Enter White Gold. The mock rock god has been given the full Spinal Tap treatment courtesy of Goodby, Silverstein & Partners of San Francisco: a MySpace page went up last month, along with an elaborate White Gold Web site good for killing an hour if it doesn't crash your computer. Two full-length videos of White Gold's surprisingly excellent music (and ridiculously silly lyrics) have dribbled onto YouTube in the past month and will soon be available on iTunes. Last week short segments of the videos began appearing on California television along with "Behind the Music"-style documentary footage of the mythical guitar hero espousing the mighty virtues of milk (he once replaced a broken string midconcert with a lock of his protein-strengthened tresses).

If this all sounds a bit risky, the CMPB is not ditching its iconic "Got Milk?" campaign (the rights to which it leases to other dairy boards) anytime soon. But James sees the decidedly weird campaign—starring a teethtacular glam-rock wizard in a white tiger loincloth—as an opportunity to reach out to kids just as they're reaching out for sodas. "They tend to go outside the family and lose the mother gatekeeper making them drink milk with every meal," James tells NEWSWEEK. "That's a demographic that we really felt was important to relate to. This struck us this as the perfect way and the perfect tone: it's 'Zoolander'; it's 'Spinal Tap'—it really resonated for us." (Average board member age: 55-60. "We're a bunch of middle-aged dairy guys," says James. "One guy said, 'I don't get it, and that's probably a good thing'.")

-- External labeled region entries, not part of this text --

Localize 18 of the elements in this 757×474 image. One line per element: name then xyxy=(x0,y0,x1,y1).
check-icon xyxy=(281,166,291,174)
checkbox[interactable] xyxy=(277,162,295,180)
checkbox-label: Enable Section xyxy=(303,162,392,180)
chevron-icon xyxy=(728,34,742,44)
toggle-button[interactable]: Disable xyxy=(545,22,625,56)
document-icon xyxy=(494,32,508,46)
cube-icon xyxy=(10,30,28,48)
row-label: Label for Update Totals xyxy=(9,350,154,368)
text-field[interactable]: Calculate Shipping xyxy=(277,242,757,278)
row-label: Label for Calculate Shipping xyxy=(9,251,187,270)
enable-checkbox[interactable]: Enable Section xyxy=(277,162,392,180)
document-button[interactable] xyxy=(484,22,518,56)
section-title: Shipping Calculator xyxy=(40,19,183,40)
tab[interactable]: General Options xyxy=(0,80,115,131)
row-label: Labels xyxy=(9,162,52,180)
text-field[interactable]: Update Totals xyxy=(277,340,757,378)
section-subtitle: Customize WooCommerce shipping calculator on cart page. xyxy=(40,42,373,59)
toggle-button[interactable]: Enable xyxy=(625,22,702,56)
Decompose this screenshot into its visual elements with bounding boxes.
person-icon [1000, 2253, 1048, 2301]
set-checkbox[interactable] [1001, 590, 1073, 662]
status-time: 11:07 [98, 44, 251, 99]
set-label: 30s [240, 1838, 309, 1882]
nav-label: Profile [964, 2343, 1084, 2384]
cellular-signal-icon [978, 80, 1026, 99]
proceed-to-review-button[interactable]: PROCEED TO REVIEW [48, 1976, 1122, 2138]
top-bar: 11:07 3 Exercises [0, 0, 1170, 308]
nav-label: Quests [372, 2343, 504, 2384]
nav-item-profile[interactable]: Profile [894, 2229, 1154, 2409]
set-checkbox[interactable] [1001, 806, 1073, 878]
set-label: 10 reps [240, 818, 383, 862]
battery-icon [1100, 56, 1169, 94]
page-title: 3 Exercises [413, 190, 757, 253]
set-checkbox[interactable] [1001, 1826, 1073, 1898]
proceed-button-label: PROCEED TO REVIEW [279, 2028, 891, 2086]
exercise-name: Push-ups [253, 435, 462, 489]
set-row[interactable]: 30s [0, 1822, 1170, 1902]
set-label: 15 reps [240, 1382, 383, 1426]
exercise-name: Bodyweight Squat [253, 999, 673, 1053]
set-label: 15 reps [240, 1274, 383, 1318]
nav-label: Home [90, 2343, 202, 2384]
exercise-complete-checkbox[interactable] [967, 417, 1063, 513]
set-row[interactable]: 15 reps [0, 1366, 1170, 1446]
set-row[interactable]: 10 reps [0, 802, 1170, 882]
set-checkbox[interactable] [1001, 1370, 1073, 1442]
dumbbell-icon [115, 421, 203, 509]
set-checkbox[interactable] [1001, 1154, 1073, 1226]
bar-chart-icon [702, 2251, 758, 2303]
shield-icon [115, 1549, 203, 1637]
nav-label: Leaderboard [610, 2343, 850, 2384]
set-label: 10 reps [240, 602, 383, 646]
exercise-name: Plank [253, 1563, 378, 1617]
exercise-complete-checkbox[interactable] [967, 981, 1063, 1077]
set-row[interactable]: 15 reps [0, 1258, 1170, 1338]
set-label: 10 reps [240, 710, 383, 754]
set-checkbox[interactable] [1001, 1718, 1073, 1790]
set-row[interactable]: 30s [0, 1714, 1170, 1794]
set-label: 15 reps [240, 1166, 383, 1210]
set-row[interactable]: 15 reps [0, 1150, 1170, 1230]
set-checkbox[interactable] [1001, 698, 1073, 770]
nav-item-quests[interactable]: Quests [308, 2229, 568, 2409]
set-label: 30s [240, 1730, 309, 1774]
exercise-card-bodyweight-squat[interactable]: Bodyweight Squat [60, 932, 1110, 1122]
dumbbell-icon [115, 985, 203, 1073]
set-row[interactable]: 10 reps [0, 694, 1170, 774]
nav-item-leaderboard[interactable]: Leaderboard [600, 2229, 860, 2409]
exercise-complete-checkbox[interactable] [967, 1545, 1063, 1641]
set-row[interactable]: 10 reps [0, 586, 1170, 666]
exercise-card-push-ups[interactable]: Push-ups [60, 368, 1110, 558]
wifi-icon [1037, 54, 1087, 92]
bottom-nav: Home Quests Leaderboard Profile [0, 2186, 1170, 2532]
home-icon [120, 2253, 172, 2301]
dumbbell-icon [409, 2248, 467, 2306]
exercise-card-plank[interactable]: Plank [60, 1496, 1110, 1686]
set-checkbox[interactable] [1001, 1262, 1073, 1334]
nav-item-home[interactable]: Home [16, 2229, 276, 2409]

Along the sliding scale of what constitutes a viral hit, James and the creative team at Goodby et al. might take solace from a few Web stats: the, uh, milktastical video for "One Gallon Axe" has netted 380,000 views in three weeks; "Tame the White Tiger," replete with cowbell, a milky jungle waterfall and lasers, has been watched more than 5,000 times in 10 days. White Gold counts Foo Fighters frontman Dave Grohl as a top MySpace friend, for what that's worth. And the reason the music is so spot-on is the songs are co-written by members of the cult Detroit band Electric Six. Will all this translate into dairy sales? It's funny now, but it may not have the timeless, malleable appeal of the milk-mustache campaign (possibly a moot point: the man has a wicked handlebar all his own). At least for the moment, White Gold is milk magical.